Marie Madeleine ou la beauté de Dieu
La figure de Marie Madeleine ne laisse personne indifférent mais elle demeure insaisissable. Chacun, chrétien ou non, privilégie d'elle une image: la courtisane, la désolée, l'ermite, la sainte, l'extatique... Là où les exégètes veulent discerner trois personnes distinctes - la pécheresse de la ville, Marie de Magdala, Marie de Béthanie -, les Gnostiques des premiers siècles ne retiennent que la femme éveillée et la préférée de Jésus.
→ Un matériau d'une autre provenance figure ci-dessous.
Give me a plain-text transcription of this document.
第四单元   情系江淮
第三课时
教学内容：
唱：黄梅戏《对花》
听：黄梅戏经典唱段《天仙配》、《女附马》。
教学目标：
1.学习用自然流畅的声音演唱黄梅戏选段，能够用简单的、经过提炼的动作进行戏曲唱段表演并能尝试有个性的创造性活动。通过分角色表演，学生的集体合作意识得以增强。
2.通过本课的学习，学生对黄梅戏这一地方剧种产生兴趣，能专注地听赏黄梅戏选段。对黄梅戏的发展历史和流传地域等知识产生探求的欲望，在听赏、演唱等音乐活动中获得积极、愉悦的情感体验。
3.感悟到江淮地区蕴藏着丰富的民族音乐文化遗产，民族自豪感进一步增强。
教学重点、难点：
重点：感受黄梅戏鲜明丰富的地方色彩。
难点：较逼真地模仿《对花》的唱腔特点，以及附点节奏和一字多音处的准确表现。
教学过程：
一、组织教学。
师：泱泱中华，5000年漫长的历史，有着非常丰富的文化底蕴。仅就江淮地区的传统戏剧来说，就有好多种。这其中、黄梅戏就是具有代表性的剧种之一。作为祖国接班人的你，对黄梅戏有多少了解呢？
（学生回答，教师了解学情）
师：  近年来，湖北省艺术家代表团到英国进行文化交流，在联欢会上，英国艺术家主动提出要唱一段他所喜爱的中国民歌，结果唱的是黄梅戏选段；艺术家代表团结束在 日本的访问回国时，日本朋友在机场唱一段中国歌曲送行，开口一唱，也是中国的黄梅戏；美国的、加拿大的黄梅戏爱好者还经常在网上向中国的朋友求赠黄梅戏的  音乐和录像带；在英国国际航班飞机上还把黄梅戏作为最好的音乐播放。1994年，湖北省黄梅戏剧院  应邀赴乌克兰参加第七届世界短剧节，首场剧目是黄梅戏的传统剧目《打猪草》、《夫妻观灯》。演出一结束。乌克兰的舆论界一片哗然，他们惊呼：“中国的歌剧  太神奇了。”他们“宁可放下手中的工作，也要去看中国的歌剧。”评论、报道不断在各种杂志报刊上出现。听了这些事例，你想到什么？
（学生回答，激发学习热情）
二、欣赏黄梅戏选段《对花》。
Marie Madeleine vagabonde entre histoire et légende. Elle ne cesse, à travers les siècles, d'inspirer artistes, écrivains, bâtisseurs et religieux qui rendent hommage à la femme dévorée d'amour et de douleur à qui le Christ a choisi de se montrer en premier au matin de Pâques.
Ce livre au ton vibrant déploie les visages divers de celle que Thérèse d'Avila ne nommait pas autrement que "la glorieuse Madeleine".